Current CO2 concentration in the atmosphere

Fracking Greenland

That’s not fracking as in hydraulic fracturing to extract natural gas, but simply fracturing, as in really big pieces of Greenland breaking off and floating away.

I’m guessing everyone who reads this site has heard the news and knows that NASA snapped a couple of before and after photos of a 2.7 square mile chunk of ice breaking off Greenland from the Jakobshavn Isbrae glacier. Of course we should refrain from reading too much into this, as ice calves from glaciers and ice sheets all the time in the Arctic and Antarctic regions, even if this was a particularly big example of the phenomenon.

What I found interesting about the event was the ice dynamics, as described by Larry O’Hanlon in Discovery News (emphasis added):

Jakonbshavn is already well known for being a major exit route for 10 percent of the ice that leaves Greenland for the sea.
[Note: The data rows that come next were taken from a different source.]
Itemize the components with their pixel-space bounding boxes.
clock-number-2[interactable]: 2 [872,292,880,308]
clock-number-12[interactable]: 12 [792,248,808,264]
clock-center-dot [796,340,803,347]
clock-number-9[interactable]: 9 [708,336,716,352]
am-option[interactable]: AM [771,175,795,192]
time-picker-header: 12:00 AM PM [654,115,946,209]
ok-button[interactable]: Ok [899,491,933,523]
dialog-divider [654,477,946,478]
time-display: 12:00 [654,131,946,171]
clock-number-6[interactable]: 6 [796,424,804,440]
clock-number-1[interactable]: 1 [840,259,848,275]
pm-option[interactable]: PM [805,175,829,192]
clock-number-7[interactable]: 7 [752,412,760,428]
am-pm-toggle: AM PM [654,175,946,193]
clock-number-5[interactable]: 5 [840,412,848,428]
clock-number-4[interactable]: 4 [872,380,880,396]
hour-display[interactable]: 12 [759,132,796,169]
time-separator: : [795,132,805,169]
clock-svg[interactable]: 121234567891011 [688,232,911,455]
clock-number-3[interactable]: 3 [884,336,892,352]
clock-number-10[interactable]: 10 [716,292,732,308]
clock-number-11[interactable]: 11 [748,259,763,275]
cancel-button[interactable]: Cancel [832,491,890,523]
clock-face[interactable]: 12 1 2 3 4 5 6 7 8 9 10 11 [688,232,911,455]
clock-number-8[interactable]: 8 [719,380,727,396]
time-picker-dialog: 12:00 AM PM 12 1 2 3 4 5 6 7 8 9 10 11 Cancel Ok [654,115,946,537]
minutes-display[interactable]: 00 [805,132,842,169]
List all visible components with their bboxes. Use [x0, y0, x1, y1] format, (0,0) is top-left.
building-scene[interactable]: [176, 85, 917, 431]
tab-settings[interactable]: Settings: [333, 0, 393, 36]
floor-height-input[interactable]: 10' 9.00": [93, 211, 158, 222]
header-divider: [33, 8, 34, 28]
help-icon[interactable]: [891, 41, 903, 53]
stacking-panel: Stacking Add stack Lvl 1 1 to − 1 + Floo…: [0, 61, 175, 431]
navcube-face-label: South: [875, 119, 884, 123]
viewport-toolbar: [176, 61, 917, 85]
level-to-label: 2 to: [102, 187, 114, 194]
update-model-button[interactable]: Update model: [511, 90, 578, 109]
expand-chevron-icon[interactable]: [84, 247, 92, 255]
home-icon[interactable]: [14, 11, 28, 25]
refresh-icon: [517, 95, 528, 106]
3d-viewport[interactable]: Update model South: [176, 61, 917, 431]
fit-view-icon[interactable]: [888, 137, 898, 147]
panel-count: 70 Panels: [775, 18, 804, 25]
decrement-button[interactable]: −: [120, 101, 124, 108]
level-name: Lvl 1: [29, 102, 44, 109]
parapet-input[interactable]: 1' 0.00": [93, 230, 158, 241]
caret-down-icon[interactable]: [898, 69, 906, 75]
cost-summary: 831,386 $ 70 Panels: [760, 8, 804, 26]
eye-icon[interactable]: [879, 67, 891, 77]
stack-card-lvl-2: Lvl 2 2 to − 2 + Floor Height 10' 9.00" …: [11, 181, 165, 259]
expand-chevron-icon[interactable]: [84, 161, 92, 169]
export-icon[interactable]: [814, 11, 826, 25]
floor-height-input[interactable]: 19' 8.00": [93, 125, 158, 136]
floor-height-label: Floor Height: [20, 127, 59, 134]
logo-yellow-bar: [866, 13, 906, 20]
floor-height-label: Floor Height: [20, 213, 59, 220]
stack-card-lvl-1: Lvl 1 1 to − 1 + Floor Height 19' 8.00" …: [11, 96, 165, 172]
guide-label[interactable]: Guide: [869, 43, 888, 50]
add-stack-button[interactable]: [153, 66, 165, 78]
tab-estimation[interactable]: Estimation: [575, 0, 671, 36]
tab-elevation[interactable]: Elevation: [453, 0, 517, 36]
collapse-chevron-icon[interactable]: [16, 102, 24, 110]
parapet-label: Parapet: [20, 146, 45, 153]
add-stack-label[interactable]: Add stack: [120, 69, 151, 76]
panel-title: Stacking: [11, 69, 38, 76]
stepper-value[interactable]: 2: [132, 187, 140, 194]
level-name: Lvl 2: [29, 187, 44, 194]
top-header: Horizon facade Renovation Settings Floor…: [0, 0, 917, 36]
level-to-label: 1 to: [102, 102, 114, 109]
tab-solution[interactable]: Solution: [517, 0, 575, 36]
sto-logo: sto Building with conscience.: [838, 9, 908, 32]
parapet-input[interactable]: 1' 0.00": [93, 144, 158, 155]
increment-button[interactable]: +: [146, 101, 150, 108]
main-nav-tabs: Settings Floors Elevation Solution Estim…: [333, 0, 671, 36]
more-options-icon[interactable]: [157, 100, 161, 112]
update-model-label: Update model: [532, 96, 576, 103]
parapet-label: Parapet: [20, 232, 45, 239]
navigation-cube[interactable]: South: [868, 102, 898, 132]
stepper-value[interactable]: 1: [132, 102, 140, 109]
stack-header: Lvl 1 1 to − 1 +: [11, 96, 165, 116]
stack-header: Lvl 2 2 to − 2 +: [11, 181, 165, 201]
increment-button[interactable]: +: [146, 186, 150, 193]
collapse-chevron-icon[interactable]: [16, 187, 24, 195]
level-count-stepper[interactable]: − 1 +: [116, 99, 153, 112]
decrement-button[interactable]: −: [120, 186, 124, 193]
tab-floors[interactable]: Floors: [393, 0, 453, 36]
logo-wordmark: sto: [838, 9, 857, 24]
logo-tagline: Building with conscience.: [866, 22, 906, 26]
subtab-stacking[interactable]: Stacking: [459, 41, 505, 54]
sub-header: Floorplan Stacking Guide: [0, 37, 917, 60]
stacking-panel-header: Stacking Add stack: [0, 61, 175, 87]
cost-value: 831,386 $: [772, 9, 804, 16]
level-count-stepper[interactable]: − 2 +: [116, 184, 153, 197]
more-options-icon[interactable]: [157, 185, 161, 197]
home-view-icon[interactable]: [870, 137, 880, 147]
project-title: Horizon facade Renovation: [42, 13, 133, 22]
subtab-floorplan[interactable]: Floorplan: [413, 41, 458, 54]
The river of ice fills a vast valley which, if emptied, would rival the Grand Canyon in scale.

It appears that the record retreat of Jakonbshavn may have been helped by an exceptionally warm winter, which prevented sea ice from forming in front of the glacier, said Ian Joughin of the Polar Science Center Applied Physics Lab at the University of Washington.

There’s usually about four miles of sea ice floating in front of the glacier, keeping the water nice and chilly near the calving front of the glacier — and less prone to calving off icebergs.

Normally the glacier retreats in the summer, then regains ground in winter as it surges towards the sea with the help of sea ice. The lack of sea ice appears to have changed that, say researchers.

“This year it started (calving) where it left off last summer,” said Ian Howat of the Byrd Polar Research Center at Ohio State University.

I don’t think you have to read too far between the lines to see a fundamental change how Greenland’s ice responds to Spring and Summer weather, a change that looks a lot like yet another tipping point. The sea area around the glaciers has less ice and more open water, which provide less (or even no) back pressure to slow down the flow and calving of glaciers. As others have pointed out about similar situations (possibly in Antarctica?), it’s like pulling the cork out of a bottle.

This is also another good example of why I think a lot of what climate scientists do in general is much tougher than it looks. Not only are we recording events that humans have never seen before, but in a large and complex system, and one that we don’t understand as well as we wish, these events can trigger other changes in the Earth System. This isn’t just a theoretical issue, but one that probably explains part of what we see in two of the scariest graphs about Greenland one could imagine:









(These are both from the excellent piece by John Cook on Skeptical Science, Watts Up With That concludes Greenland is not melting without looking at any actual ice mass data, which you simply must go read.)

The caption for the second graph above says, “The black line is a straight-line (constant acceleration) fit through the mass balance data for the period 1996-2008 with a slope of 21 gigatonnes/yr2“. So not only is Greenland losing 286 billion tons of ice per year, but the rate of loss is itself increasing by 21 billion tons/year. I’ll leave it as an exercise for the reader to figure out which of those numbers is more unsettling. I vote for the 21, but that could be my economics background talking, as we’re trained to focus on change, as in marginal cost and marginal revenue.


And while I’m on the topic of icy vistas, let me add that the book I’m currently reading, Henry Pollack’s A World Without Ice, is excellent, at least through the 92 pages I’ve read so far. I will likely post a full review when I’m done.


In case you’re wondering what’s going on way up north, here’s the current view from one web cam very close to the North Pole:





See the home page for the North Pole Environmental Observatory here.


1 comment to Fracking Greenland

  • 1. 286 billion tons sounds a lot, but Greenland does have a lot of ice – about 2,930,000 km^3 of it to be precise. I too think the rate of change is the critical factor – especially whether it will come to exhibit an exponential tendency (now that would be bad).

    2. Looking forwards to that review!